Patrinicola stated that he received the pension distributions from
General Electric and State Street in the amounts reported on the Forms
1099–R. However, petitioners argue that the pension distributions are
not subject to income tax because monthly pension payments are not
taxable under a law that they refer to as the “Congressional Annual
Notice of Monthly Pension Payments,” which they understand to provide
that “[m]onthly pension payments will be subject to Federal income tax
withholding if the taxable portion of the sum equals to or exceeds are
less than $1,990.00 per month. Your pension is not taxable if it is in the
allowable range.”

       Upon our thorough review, there is no Code section or other
statute that excludes monthly pension distributions of less than $1,990
from income or otherwise supports petitioners’ argument that such
payments are not subject to federal income tax. It appears that Mr.
Patrinicola received information about withholding obligations from a
payer of one of his pensions that resulted in a misunderstanding of his
tax obligations. Federal income tax withholding is not the same thing as
the federal income tax that is owed on the pension distributions.
Withholding is the amount that the payer deducts from the pension
payments and sends to the IRS on the taxpayer’s behalf. In general,
pensions are subject to federal income tax withholding, but taxpayers
can choose not to have federal income tax withheld. Taxpayers use Form
W–4P, Withholding Certificate for Periodic Pension or Annuity
Payments, to elect the amount of withholding from periodic pension
payments to ensure the correct amount is withheld to satisfy their
individual tax obligations. Alternatively, taxpayers may use Form W–4P
to choose not to have federal income tax withheld from pension
payments at the risk that they will not have paid sufficient estimated
tax throughout the year to cover their tax liability on the pension and
other income. Pension distributions are included in the taxable income
regardless of the taxpayer’s decision regarding withholding.

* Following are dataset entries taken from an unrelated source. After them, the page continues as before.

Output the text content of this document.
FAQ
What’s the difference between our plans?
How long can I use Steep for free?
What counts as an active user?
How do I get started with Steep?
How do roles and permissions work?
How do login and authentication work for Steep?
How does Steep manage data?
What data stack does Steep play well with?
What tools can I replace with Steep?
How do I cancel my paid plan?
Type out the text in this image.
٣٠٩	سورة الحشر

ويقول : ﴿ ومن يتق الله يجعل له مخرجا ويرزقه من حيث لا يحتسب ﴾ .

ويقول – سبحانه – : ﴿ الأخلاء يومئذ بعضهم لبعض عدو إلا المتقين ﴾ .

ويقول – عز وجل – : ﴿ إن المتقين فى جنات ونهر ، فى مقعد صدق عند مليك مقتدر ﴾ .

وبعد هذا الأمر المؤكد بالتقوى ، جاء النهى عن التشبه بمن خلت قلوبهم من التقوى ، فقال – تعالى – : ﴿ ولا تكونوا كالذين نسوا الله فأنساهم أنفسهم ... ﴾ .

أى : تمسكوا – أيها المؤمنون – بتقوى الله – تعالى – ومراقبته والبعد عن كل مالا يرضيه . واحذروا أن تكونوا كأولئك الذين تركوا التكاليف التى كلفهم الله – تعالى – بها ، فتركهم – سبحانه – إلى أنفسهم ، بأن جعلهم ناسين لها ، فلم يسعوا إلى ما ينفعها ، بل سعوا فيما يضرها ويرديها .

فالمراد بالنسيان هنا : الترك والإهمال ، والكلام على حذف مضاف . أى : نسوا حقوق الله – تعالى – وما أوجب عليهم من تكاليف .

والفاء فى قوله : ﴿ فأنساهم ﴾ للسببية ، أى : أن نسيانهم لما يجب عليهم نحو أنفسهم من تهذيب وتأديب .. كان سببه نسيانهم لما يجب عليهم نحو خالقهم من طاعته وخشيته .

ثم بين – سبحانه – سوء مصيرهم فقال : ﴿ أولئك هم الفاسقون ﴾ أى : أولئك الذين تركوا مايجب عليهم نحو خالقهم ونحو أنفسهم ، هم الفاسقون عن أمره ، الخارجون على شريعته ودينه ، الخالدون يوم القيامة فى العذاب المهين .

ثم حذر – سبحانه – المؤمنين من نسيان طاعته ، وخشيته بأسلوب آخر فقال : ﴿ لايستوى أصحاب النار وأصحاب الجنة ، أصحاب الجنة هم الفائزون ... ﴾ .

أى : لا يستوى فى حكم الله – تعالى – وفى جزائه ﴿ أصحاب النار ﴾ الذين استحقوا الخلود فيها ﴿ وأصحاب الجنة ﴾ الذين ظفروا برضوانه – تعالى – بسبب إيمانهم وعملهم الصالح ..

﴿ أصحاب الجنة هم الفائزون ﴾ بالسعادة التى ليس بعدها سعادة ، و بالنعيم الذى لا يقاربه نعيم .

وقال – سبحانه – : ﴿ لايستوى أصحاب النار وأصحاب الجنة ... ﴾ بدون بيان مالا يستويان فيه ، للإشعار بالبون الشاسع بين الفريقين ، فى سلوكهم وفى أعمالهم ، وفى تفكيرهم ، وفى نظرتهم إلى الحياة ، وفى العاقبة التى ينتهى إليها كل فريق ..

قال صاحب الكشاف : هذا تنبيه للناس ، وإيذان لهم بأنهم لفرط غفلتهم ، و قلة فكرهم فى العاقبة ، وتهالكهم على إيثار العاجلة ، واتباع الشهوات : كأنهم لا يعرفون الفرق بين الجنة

       We find petitioners’ argument that the pension distributions are
not taxable is without merit and conclude that they underreported their
taxable pension distributions by $6,750. This amount is significantly
lower than the amount of the adjustment proposed in the Notice of
Deficiency, and the increase in tax from this case is substantially lower
than the amount that respondent proposed in the Notice of Deficiency.
We understand and are sympathetic to Mr. Patrinicola’s frustrations in
dealing with the proposed adjustments to his return that have been
largely conceded as well as the multiple notices that he received from
                                   4

[*4] different IRS offices that seemingly were inconsistent and
confusing. However, pension distributions are taxable income under the
Code.

       We have considered all of the parties’ arguments, and to the
extent not discussed above, conclude that those arguments are
irrelevant, moot, or without merit.

      To reflect the foregoing and concessions,

      Decision will be entered under Rule 155.